Evaluation Methodology
Re‑executability is measured in two steps: (1) does the generated source compile without errors using a standard compiler (gcc or clang) at the same optimization level? (2) does the compiled binary produce identical outputs on a held‑out test suite compared to the original binary? The authors evaluate across four optimization levels (O0–O3) and two compilers, yielding eight experimental settings. Baselines include Hex‑Rays, Ghidra, DeGPT, and a naïve LLM prompt without contextual information.

Results
ICL4Decomp achieves an average re‑executability increase of roughly 40 percentage points over the strongest baseline. Gains are especially pronounced at O3, where traditional tools often drop below 15 % re‑executability, while ICL4Decomp reaches 60 % or higher. Ablation studies show that the exemplar‑only variant (ICL4D‑R) contributes about a 20 % lift, the rule‑only variant (ICL4D‑O) about 15 %, and the combination yields the full improvement, confirming a synergistic effect.

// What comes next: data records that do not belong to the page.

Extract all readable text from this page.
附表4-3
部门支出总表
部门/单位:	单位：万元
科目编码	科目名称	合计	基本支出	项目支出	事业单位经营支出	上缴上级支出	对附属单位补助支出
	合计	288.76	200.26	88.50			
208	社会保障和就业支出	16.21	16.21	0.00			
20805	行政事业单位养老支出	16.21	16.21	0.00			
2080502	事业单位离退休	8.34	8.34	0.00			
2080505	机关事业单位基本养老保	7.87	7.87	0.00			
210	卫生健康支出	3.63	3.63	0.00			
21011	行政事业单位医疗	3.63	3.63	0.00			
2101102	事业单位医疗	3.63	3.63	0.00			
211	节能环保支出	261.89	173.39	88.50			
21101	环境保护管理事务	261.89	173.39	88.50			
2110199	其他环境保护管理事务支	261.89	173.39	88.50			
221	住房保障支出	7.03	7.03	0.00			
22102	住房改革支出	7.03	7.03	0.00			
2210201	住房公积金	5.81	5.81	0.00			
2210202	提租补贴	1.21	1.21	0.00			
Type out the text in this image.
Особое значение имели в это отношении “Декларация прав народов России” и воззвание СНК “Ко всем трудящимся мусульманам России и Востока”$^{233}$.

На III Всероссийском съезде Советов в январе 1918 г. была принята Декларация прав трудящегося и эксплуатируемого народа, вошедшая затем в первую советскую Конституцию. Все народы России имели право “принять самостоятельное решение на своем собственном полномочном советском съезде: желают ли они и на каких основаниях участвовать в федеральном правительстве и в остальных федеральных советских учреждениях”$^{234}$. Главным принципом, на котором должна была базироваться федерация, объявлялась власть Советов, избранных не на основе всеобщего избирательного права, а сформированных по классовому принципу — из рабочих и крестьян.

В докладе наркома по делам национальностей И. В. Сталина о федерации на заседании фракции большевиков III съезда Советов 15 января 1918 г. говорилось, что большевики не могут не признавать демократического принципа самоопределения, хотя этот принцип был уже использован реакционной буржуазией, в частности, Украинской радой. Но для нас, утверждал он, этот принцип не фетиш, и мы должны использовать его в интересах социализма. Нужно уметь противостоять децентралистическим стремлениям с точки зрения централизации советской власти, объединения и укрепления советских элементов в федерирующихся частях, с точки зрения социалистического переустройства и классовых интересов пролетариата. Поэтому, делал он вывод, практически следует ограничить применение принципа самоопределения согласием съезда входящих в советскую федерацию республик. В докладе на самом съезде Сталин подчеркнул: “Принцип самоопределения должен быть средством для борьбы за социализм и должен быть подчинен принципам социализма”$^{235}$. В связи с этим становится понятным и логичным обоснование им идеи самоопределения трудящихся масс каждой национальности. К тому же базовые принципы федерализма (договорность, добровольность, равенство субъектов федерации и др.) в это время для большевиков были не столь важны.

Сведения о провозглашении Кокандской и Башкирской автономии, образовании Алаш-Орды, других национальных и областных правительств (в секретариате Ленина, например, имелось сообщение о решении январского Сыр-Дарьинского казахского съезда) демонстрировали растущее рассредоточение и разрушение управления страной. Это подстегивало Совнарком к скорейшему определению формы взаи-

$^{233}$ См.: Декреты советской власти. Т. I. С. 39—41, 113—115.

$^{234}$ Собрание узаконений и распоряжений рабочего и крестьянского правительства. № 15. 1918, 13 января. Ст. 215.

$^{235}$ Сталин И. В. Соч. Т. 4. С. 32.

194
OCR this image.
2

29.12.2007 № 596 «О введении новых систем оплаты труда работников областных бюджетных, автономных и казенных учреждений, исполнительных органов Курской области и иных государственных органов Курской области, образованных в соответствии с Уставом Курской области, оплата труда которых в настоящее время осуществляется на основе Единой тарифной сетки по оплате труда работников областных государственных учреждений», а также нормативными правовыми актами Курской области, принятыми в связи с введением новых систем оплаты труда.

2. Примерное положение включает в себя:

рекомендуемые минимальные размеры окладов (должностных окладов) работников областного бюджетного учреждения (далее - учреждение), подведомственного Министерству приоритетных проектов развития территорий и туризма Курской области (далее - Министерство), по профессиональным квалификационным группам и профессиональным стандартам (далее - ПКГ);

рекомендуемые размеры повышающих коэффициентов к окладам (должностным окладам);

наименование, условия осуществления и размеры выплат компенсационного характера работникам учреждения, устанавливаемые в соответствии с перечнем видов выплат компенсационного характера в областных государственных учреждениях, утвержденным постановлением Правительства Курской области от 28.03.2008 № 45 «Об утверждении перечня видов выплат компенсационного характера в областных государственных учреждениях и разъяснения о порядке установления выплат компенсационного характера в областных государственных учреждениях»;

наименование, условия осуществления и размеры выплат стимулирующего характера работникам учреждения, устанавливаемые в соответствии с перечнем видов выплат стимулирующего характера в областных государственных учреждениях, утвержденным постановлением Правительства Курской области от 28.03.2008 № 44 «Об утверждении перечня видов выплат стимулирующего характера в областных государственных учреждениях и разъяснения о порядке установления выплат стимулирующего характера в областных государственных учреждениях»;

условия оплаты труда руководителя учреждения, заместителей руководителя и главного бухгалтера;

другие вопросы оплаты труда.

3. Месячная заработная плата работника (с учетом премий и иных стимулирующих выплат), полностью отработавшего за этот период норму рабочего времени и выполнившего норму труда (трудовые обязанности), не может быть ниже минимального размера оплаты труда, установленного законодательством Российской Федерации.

Limitations and Future Work
The approach is constrained by prompt length; increasing (k) beyond a modest number degrades performance due to token limits. The rule set is manually curated, limiting scalability to new compilers or exotic optimizations. Test‑suite coverage may not capture all semantic nuances, potentially inflating re‑executability scores. Future directions include automated extraction of optimization rules, multimodal models that jointly process assembly and binary metadata, and extensive validation on real‑world malware and embedded firmware.

Contributions

  1. Introduction of an ICL‑based decompilation framework that unifies example‑driven and rule‑driven context.
  2. Development of a function‑aware assembly embedding space and a category‑aware retrieval pipeline.
  3. Demonstration of substantial, reproducible improvements in re‑compilability and re‑executability across diverse compilers and optimization levels.
  4. Comprehensive ablation and robustness analyses confirming the complementary nature of the two context sources.

In summary, ICL4Decomp shows that carefully crafted in‑context information can bridge the semantic gap introduced by compiler optimizations, enabling decompilers to not only produce readable code but also code that can be reliably rebuilt and executed. This work paves the way for more trustworthy reverse‑engineering tools and highlights the broader potential of ICL for other low‑level program analysis tasks.